Primary cardiac lymphoma (PCL) is a rare and aggressive cardiac tumor with very poor prognosis that occurs mostly in the right cardiac cavity. Early diagnosis and treatment may improve its prognosis. In the present report, we describe the diagnosis and treatment of a primary cardiac diffuse large B-cell lymphoma (PC-DLBCL) with atypical location and clinical presentation. Additionally, a literature review was conducted to summarize the current knowledge of the disease.

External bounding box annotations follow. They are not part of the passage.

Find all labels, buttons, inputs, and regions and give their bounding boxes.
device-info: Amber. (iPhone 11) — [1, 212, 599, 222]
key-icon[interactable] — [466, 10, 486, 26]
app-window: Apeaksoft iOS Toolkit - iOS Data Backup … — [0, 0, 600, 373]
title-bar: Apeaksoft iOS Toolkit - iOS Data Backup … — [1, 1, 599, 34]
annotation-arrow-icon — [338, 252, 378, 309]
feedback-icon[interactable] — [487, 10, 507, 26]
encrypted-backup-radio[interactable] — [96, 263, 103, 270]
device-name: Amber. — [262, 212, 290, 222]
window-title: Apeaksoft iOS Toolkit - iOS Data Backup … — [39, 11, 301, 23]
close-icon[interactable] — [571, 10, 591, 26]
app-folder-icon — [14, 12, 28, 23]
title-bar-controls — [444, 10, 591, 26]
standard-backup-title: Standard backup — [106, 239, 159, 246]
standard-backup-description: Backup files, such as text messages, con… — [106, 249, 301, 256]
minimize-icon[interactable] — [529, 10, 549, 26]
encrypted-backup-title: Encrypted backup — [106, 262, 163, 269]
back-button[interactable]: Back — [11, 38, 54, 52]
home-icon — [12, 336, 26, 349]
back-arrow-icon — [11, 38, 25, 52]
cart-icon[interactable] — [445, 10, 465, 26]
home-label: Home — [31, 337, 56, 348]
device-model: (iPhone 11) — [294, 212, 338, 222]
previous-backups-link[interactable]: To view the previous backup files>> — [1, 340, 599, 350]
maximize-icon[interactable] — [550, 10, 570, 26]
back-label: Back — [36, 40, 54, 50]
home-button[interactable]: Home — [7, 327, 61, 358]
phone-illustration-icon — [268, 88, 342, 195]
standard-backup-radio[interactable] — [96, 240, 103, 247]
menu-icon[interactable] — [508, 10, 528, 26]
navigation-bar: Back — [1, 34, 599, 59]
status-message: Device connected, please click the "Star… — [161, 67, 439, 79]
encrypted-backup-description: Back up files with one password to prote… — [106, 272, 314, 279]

A 71-year-old man visited his local hospital because of syncope, recurrent chest tightness, shortness of breath, palpitations, and profuse sweating for more than 20 days. Chest radiography revealed a mediastinal mass. Cardiac computed tomography (CT) showed multiple enlarged mediastinal lymph nodes. Transthoracic echocardiography (TTE) showed a cardiac mass in the posterior–inferior wall of the left atrium. He was then transferred to our hospital for positron emission tomography-CT (PET-CT) which showed active uptake of fluorodeoxyglucose both in the cardiac mass and in the multiple enlarged mediastinal lymph nodes. Biopsy of the enlarged mediastinal lymph nodes was carried out by using video-assisted thoracic surgery (VATS) technique, and pathological examination confirmed the subtype of PC-DLBCL, Stage IV, NCCN IPI 3. Therefore, the patient received a combination of chemotherapy and immunotherapy with R-CDOP (rituximab, cyclophosphamide, liposome doxorubicin, vincristine, and prednisone). After four courses of treatment in 4 months, the cardiac lymphoma and the enlarged mediastinal lymph nodes achieved complete remission with mild side effects of the chemotherapy.
Early diagnosis and a precise choice of chemotherapy and immunotherapy based on cardiac imaging and pathological examination may improve the prognosis of PC-DLBCL in an atypical location.